Heid, E. - Presenter, Massachusetts Institute of Technology
Goldman, S., Massachusetts Institute of Technology
Sankaranarayanan, K., Massachusetts Institute of Technology
Coley, C., MIT
Jensen, K. F., Massachusetts Institute of Technology
Flamm, C., University of Vienna
Green, W., Massachusetts Institute of Technology
The prediction of enzymatic reaction properties, including the activity of known enzymes towards non-natural substrates, the ranking of different options for co-substrates and co-factors, the estimation of regio- and stereoselectivity, as well as the promiscuity of an enzyme is a problem of long standing interest. Computational tools traditionally score the feasibility of a desired reaction based on simple pair comparison strategies to one or more known substrates, and often rely on general, hand-curated reaction templates. This limits the accuracy of predictions, as well as the applicability of reaction templates severely, which led us to develop novel tools to extract and score reaction templates. Here, we present the open-source softwares EHreact (Extended Hasse diagrams for the extraction and scoring of reaction templates) and ESPsim (ElectroStatic Potential similarity).

EHreact is able to extract meaningful reaction templates at various degrees of generality by searching for common substructures around the imaginary transition state of a reaction from a set of known substrates. The extracted templates are arranged into a tree like structure, a Hasse diagram, which allows for a more complex and accurate scoring of the applicability of the extracted reaction templates compared to previous approaches. The scoring algorithm takes into account chemical similarity, but also includes an estimate of enzyme promiscuity via the shape of the template tree, as well as volume and steric effects, optionally electrostatic effects, and a penalty if a query substrate does not comply with conserved chemical substructures in the known substrates. EHreact scoring outperforms simpler scoring schemes on predicting high-throughput measurements of selected enzymatic activities on a range of substrates, as well as predicting co-substrates for multi-substrate reactions.

To score electrostatic effects in EHreact, we furthermore developed the python package ESPsim, an open-source software to calculate electrostatic similarities between molecules.

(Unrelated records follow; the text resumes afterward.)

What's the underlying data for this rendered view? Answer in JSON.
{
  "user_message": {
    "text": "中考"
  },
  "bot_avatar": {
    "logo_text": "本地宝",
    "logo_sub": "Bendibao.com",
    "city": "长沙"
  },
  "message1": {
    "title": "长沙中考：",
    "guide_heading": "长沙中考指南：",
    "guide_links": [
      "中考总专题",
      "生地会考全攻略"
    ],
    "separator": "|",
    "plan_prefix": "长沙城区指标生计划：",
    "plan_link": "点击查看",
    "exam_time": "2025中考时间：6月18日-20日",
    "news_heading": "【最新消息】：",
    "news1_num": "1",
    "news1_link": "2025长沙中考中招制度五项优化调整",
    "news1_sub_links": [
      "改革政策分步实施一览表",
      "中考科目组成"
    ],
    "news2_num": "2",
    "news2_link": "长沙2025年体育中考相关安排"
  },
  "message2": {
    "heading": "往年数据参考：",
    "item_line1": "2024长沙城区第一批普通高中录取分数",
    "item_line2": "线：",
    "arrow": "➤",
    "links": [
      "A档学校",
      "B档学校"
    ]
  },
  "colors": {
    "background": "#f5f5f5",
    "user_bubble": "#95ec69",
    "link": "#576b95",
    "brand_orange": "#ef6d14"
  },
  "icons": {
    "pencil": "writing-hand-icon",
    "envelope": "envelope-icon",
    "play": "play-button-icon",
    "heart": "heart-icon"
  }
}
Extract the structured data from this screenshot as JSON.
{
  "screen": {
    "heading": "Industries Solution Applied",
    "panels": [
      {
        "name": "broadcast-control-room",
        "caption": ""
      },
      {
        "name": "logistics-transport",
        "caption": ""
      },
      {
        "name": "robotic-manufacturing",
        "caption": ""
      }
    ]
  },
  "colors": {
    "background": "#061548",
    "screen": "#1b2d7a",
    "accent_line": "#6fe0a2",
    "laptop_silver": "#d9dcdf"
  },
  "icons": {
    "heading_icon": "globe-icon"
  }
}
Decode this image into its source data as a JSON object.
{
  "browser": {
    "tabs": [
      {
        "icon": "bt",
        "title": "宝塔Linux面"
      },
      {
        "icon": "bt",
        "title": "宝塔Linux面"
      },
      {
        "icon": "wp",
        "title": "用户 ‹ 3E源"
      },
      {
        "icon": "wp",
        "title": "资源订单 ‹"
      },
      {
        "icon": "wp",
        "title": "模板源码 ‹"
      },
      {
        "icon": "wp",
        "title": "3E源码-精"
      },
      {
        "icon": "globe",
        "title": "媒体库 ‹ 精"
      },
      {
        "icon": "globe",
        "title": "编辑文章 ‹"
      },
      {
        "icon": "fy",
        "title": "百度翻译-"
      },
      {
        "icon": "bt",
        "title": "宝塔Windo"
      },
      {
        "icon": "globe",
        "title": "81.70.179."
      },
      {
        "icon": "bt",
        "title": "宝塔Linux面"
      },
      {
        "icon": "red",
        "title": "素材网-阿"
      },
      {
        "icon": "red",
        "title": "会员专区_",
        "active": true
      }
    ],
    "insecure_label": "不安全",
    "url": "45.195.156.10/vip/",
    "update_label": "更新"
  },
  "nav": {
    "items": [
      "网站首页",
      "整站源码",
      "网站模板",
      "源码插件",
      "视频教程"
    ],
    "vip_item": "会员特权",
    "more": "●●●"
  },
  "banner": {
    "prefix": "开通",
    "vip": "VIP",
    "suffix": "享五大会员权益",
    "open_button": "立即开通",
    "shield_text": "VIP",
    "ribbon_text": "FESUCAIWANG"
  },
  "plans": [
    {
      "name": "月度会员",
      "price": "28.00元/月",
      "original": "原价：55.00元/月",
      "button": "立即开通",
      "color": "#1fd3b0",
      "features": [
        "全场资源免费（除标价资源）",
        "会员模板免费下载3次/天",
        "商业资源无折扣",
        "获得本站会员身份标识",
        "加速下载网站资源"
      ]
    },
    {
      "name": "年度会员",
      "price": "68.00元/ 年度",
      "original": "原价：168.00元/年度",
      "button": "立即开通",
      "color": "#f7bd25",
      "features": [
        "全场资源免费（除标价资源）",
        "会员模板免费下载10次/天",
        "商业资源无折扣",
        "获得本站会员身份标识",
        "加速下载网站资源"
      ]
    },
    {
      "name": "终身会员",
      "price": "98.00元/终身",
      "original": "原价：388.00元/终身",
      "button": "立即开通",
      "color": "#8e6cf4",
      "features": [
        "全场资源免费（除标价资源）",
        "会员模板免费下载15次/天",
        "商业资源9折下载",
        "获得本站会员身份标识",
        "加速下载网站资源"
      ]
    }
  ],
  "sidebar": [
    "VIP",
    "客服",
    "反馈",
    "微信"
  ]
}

ESPsim allows for a constrained embedding of the coordinates of a query and reference molecule with a common substructure, and subsequently calculates the overlap integrals of the electrostatic potentials of each molecule. Electrostatic potentials are calculated via Gasteiger, Merck Molecular Force Field, or custom partial charges (including an option to utilize machine-learned partial charges) and are integrated either analytically via fitting to Gaussian functions, numerically on a grid of scaled van-der-Waals surfaces, or via Monte Carlo integration. Electrostatic potentials and their similarities can furthermore be visualized easily. ESPsim thus comprises a versatile and flexible tool to inspect electrostatic similarities between a query and a set of reference molecules, and was shown to improve enzymatic activity predictions within EHreact.

Further efforts to predict enzymatic reaction properties, including progress towards incorporating imaginary transition states into machine-learning models of reaction properties beyond EHreact, as well as incorporating EHreact and ESPsim scores into computer-aided design strategies of multi-enzyme cascade reactions will also be reported.